During the 2001 National Games of China, he completed in eight events, the most of any participant that year. The events he competed in were the 400 metres freestyle, 400 metres medley, 200 metres freestyle, 100 metres freestyle, 200 metres medley, 200 metres butterfly, 1500 metres freestyle, and mixed 4 × 100 metre medley relay. In seven individual events and one team event, Jin competed 22 times, the most of all participants. Thrice breaking the national record, he received one gold medal, three silver medals, and one bronze medal, contributing 76 points to the Shandong team. His achievements during the National Games prompted the Qilu Evening News to call him the "scoring king" of the Games' swimming competitions. After eight days of competition, Jin had lost 4 kg. At the 2002 Asian Games, he was a bronze medalist for the 100 metre butterfly. At the men's 4 × 100 metre freestyle relay event, Jin and his teammates received the gold medal and with a time of three minutes and 21.07 seconds, breaking the previous Asian Games record set by the Japanese team by almost a second.

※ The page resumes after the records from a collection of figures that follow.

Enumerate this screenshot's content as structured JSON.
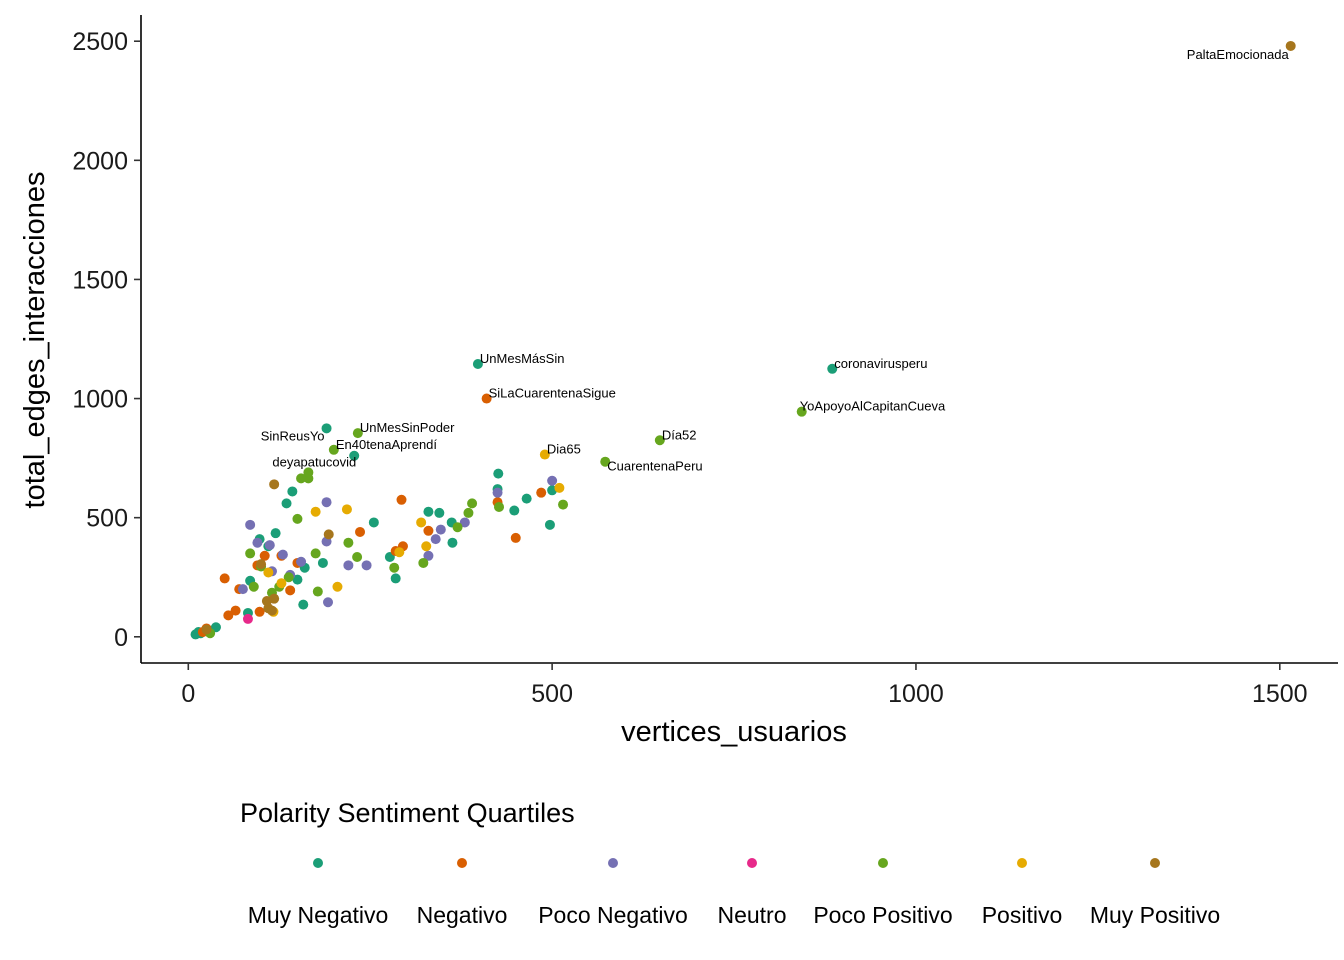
{
  "chart_data": {
    "type": "scatter",
    "title": "",
    "xlabel": "vertices_usuarios",
    "ylabel": "total_edges_interacciones",
    "xlim": [
      -65,
      1580
    ],
    "ylim": [
      -110,
      2610
    ],
    "x_ticks": [
      0,
      500,
      1000,
      1500
    ],
    "y_ticks": [
      0,
      500,
      1000,
      1500,
      2000,
      2500
    ],
    "grid": false,
    "legend": {
      "title": "Polarity Sentiment Quartiles",
      "position": "bottom",
      "entries": [
        {
          "name": "Muy Negativo",
          "color": "#1b9e77"
        },
        {
          "name": "Negativo",
          "color": "#d95f02"
        },
        {
          "name": "Poco Negativo",
          "color": "#7570b3"
        },
        {
          "name": "Neutro",
          "color": "#e7298a"
        },
        {
          "name": "Poco Positivo",
          "color": "#66a61e"
        },
        {
          "name": "Positivo",
          "color": "#e6ab02"
        },
        {
          "name": "Muy Positivo",
          "color": "#a6761d"
        }
      ]
    },
    "series": [
      {
        "name": "Muy Negativo",
        "points": [
          [
            885,
            1125
          ],
          [
            398,
            1145
          ],
          [
            190,
            875
          ],
          [
            228,
            760
          ],
          [
            143,
            610
          ],
          [
            135,
            560
          ],
          [
            426,
            685
          ],
          [
            465,
            580
          ],
          [
            448,
            530
          ],
          [
            497,
            470
          ],
          [
            500,
            615
          ],
          [
            425,
            620
          ],
          [
            330,
            525
          ],
          [
            345,
            520
          ],
          [
            362,
            480
          ],
          [
            363,
            395
          ],
          [
            277,
            335
          ],
          [
            285,
            245
          ],
          [
            255,
            480
          ],
          [
            98,
            410
          ],
          [
            120,
            435
          ],
          [
            110,
            380
          ],
          [
            160,
            290
          ],
          [
            158,
            135
          ],
          [
            185,
            310
          ],
          [
            150,
            240
          ],
          [
            85,
            235
          ],
          [
            82,
            100
          ],
          [
            30,
            25
          ],
          [
            38,
            40
          ],
          [
            14,
            20
          ],
          [
            10,
            10
          ],
          [
            17,
            15
          ]
        ]
      },
      {
        "name": "Negativo",
        "points": [
          [
            410,
            1000
          ],
          [
            293,
            575
          ],
          [
            485,
            605
          ],
          [
            450,
            415
          ],
          [
            425,
            565
          ],
          [
            236,
            440
          ],
          [
            295,
            380
          ],
          [
            285,
            360
          ],
          [
            330,
            445
          ],
          [
            140,
            195
          ],
          [
            150,
            310
          ],
          [
            128,
            340
          ],
          [
            95,
            300
          ],
          [
            105,
            340
          ],
          [
            50,
            245
          ],
          [
            70,
            200
          ],
          [
            55,
            90
          ],
          [
            65,
            110
          ],
          [
            98,
            105
          ],
          [
            20,
            20
          ],
          [
            25,
            35
          ]
        ]
      },
      {
        "name": "Poco Negativo",
        "points": [
          [
            190,
            565
          ],
          [
            500,
            655
          ],
          [
            425,
            605
          ],
          [
            380,
            480
          ],
          [
            347,
            450
          ],
          [
            340,
            410
          ],
          [
            330,
            340
          ],
          [
            245,
            300
          ],
          [
            220,
            300
          ],
          [
            190,
            400
          ],
          [
            192,
            145
          ],
          [
            112,
            385
          ],
          [
            130,
            345
          ],
          [
            115,
            275
          ],
          [
            140,
            260
          ],
          [
            155,
            315
          ],
          [
            85,
            470
          ],
          [
            95,
            395
          ],
          [
            75,
            200
          ]
        ]
      },
      {
        "name": "Neutro",
        "points": [
          [
            82,
            75
          ]
        ]
      },
      {
        "name": "Poco Positivo",
        "points": [
          [
            843,
            945
          ],
          [
            648,
            825
          ],
          [
            573,
            735
          ],
          [
            233,
            855
          ],
          [
            200,
            785
          ],
          [
            165,
            665
          ],
          [
            165,
            690
          ],
          [
            155,
            665
          ],
          [
            150,
            495
          ],
          [
            390,
            560
          ],
          [
            385,
            520
          ],
          [
            427,
            545
          ],
          [
            515,
            555
          ],
          [
            370,
            460
          ],
          [
            323,
            310
          ],
          [
            283,
            290
          ],
          [
            232,
            335
          ],
          [
            220,
            395
          ],
          [
            175,
            350
          ],
          [
            178,
            190
          ],
          [
            125,
            210
          ],
          [
            138,
            250
          ],
          [
            100,
            295
          ],
          [
            115,
            185
          ],
          [
            85,
            350
          ],
          [
            90,
            210
          ],
          [
            30,
            15
          ]
        ]
      },
      {
        "name": "Positivo",
        "points": [
          [
            490,
            765
          ],
          [
            510,
            625
          ],
          [
            175,
            525
          ],
          [
            218,
            535
          ],
          [
            320,
            480
          ],
          [
            327,
            380
          ],
          [
            205,
            210
          ],
          [
            290,
            355
          ],
          [
            128,
            225
          ],
          [
            110,
            270
          ],
          [
            117,
            105
          ]
        ]
      },
      {
        "name": "Muy Positivo",
        "points": [
          [
            1515,
            2480
          ],
          [
            118,
            640
          ],
          [
            193,
            430
          ],
          [
            118,
            160
          ],
          [
            100,
            305
          ],
          [
            110,
            120
          ],
          [
            115,
            110
          ],
          [
            108,
            150
          ],
          [
            25,
            30
          ]
        ]
      }
    ],
    "annotations": [
      {
        "text": "PaltaEmocionada",
        "x": 1515,
        "y": 2480,
        "anchor": "end",
        "dx": -2,
        "dy": 13
      },
      {
        "text": "coronavirusperu",
        "x": 885,
        "y": 1125,
        "anchor": "start",
        "dx": 2,
        "dy": -1
      },
      {
        "text": "UnMesMásSin",
        "x": 398,
        "y": 1145,
        "anchor": "start",
        "dx": 2,
        "dy": -1
      },
      {
        "text": "SiLaCuarentenaSigue",
        "x": 410,
        "y": 1000,
        "anchor": "start",
        "dx": 2,
        "dy": -1
      },
      {
        "text": "YoApoyoAlCapitanCueva",
        "x": 843,
        "y": 945,
        "anchor": "start",
        "dx": -2,
        "dy": -1
      },
      {
        "text": "SinReusYo",
        "x": 190,
        "y": 875,
        "anchor": "end",
        "dx": -2,
        "dy": 12
      },
      {
        "text": "UnMesSinPoder",
        "x": 233,
        "y": 855,
        "anchor": "start",
        "dx": 2,
        "dy": -1
      },
      {
        "text": "Día52",
        "x": 648,
        "y": 825,
        "anchor": "start",
        "dx": 2,
        "dy": -1
      },
      {
        "text": "En40tenaAprendí",
        "x": 200,
        "y": 785,
        "anchor": "start",
        "dx": 2,
        "dy": -1
      },
      {
        "text": "Dia65",
        "x": 490,
        "y": 765,
        "anchor": "start",
        "dx": 2,
        "dy": -1
      },
      {
        "text": "deyapatucovid",
        "x": 228,
        "y": 760,
        "anchor": "end",
        "dx": 2,
        "dy": 11
      },
      {
        "text": "CuarentenaPeru",
        "x": 573,
        "y": 735,
        "anchor": "start",
        "dx": 2,
        "dy": 9
      }
    ]
  }
}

By 2005, he was a Shandong Sport University swimming coach. He said that being a coach was a lot more exhausting than being an athlete owing to having to attend to athletes' needs and there being more things he has to take into consideration. He considered himself retired from competing in the sport, but Shandong asked him to compete in the 2005 National Games of China, giving him two months to get ready. At the competition, he received the bronze medal for the 100 metre butterfly. In an interview, he said, "Winning the bronze medal does not show how strong I am, but that China's overall strength in this event is really poor."

Jin coached the swimmer Xin Xin who received a gold medal for the women's 10 km open water swimming event at the 2019 World Aquatics Championships. She was China's first gold medalist in open water swimming at the FINA World Championships. Jin was a Shandong swimming coach during the 25th Provincial Games in Shandong Province held in 2022 and was a member of the coaching team that determined which athletes should be chosen to join the provincial team to train for the National Games.